11 AUGUST 1888, Page 25

— Mr. Miller is not an unknown nor, we believe,

an unsuccessful author; but we cannot praise his present literary venture. His

style is a little slip-shod and commonplace; and while he professes to avoid the information given in guide-books, his matter, through whole pages, consists of trivial facts and statistics. The popula- tion of a town, the length and cost of its pier and the price of admission, the number of postal deliveries, the size and date of the churches, the arrangements for bathing, and the charge for bathing-machines,—all these items, and others of a like character to be found in all handbooks, are carefully set down. To make recollections of familiar places interesting, it is necessary to have some charm of language and freshness of thought, a sense of humour perhaps, and assuredly a quick eye for everything quaint or beautiful ; but these gifts seem wanting in these pages. And when Mr. Miller relates personal incidents of travel, they are at once precise and unimportant. What does it concern the reader to know that he took lodgings at Brighton close by the Grand Hotel in 1874, and bathed there one morning in September, 1886 ; or that he visited Dover for the first time in 1855, " in order to cross by a night-boat to Ostend "? And

when we read Mr. Miller's suggestion that planks should be placed under the cliffs at Bournemouth for bathers to put their clothes on, and boys hired to "bring tins of water to remove sand from the feet," we are reminded of the saying that there are old women of both sexes. Of Dover Mr. Miller confesses that he saw little, and was not impressed with its attractiveness, which under the circumstances is not surprising. Of Folkestone, too, he scarcely saw anything; and Eastbourne seems to have been inspected in a hasty ramble of an hour or two. " Altogether, judging from so brief a visit," he writes, " it did not seem so attractive as Hastings." Rarely, indeed, does the author appear to have stayed long enough in any place to appreciate its characteristic features. We scarcely know what class of readers is likely to be benefited by a book like this. That it is wholly useless we will not say ; but it is evident that Mr. Miller has spoilt a good subject. His sketches, sixty in number, are very slight; but we prefer them to the letterpress.
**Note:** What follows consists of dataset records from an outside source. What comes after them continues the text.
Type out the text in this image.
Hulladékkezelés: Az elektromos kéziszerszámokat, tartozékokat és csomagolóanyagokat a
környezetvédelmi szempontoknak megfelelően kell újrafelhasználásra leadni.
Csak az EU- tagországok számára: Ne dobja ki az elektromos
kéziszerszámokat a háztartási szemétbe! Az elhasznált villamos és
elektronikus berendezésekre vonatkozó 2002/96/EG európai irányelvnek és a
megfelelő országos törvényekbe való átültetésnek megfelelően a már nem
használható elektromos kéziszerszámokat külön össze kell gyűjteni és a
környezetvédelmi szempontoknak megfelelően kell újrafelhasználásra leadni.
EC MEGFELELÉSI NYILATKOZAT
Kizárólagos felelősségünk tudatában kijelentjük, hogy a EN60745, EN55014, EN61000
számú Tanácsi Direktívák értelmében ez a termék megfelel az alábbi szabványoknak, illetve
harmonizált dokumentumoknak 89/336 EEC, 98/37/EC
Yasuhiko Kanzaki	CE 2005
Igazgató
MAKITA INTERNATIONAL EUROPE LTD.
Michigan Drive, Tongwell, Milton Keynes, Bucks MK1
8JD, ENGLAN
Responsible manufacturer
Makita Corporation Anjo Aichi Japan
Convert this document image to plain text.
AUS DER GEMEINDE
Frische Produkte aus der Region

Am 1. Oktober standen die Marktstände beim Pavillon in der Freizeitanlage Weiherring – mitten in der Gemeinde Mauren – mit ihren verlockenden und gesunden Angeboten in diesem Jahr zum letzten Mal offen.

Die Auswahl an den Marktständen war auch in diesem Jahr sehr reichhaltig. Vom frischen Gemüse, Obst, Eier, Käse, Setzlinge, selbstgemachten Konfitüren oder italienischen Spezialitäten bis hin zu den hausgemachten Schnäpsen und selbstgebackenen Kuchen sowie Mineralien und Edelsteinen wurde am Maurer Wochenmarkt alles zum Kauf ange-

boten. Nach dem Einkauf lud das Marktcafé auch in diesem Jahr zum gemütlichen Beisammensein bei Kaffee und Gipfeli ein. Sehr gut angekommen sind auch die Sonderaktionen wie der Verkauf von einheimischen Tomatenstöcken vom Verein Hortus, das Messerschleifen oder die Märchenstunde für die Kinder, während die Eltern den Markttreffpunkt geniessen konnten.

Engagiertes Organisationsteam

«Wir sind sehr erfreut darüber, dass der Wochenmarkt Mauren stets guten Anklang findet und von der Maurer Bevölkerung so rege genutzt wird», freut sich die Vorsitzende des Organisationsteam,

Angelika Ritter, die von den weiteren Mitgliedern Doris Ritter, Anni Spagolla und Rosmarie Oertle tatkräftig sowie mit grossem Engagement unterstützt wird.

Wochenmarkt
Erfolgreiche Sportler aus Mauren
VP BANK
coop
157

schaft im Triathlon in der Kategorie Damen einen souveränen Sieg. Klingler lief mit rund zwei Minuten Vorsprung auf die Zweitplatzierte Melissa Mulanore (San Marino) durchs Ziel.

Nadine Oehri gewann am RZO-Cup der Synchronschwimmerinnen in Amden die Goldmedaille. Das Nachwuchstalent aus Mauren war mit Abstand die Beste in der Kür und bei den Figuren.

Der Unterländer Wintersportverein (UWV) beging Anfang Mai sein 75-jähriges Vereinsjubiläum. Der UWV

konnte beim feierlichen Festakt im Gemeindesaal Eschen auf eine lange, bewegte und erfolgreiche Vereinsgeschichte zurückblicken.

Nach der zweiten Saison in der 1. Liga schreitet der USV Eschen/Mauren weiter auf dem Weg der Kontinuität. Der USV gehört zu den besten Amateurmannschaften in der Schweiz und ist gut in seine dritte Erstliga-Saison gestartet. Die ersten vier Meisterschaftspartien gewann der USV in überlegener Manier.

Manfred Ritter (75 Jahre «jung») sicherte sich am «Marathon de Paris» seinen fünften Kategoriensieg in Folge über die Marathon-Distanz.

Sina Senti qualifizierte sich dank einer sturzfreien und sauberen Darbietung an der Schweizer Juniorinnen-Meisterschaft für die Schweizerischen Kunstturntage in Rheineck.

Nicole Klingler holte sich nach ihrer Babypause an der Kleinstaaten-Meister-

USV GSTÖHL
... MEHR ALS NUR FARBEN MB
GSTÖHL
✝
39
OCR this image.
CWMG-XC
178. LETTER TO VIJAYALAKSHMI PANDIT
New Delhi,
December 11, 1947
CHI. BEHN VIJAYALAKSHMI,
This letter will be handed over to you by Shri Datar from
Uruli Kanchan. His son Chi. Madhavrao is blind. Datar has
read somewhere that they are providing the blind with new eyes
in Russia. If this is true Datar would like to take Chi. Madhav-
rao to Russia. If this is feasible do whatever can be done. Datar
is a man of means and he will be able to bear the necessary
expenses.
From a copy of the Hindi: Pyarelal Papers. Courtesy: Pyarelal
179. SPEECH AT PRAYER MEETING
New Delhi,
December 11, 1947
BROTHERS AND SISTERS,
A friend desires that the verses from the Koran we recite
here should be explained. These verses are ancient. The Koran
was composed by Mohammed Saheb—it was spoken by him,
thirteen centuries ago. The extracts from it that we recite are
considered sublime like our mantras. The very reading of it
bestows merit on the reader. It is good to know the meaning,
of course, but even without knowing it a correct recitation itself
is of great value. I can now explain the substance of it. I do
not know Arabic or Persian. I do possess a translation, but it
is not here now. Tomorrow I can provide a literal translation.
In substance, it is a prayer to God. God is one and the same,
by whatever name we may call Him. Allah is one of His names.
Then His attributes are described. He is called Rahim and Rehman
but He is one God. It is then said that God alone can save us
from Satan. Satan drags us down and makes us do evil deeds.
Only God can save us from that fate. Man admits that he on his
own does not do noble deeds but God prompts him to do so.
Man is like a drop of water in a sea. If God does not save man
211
Antipodean Notes (Sampson Low and Co.) describe what " Wanderer" saw and heard during a few months' stay in New Zealand, and were written, we imagine, originally for some news- paper. " Wanderer " considers that the author of " Oceana " described the Colonies "from the standpoint of champagne- lunches," and rightly observes that a great writer who utters "incorrect and superficial opinions" would be more easily for- given "if he were not a great writer ;" and if any mistake occurs in these "Notes," he claims that "it won't hurt so many people as a blunder in Oceans.' " The book is certainly superficial, and is cut up into snippety chapters on all sorts of subjects, from Maoris to racehorses ; but for the most part it is quite free from sensation, and therefore entirely credible. The longest chapter, on " New Zealand Finance," quotes facts' and figures in answer to those who would altogether frighten investors from trusting any undertaking in that Colony. The table of contents promises an " Index " at the end of the volume, but it closes without that useful appendage.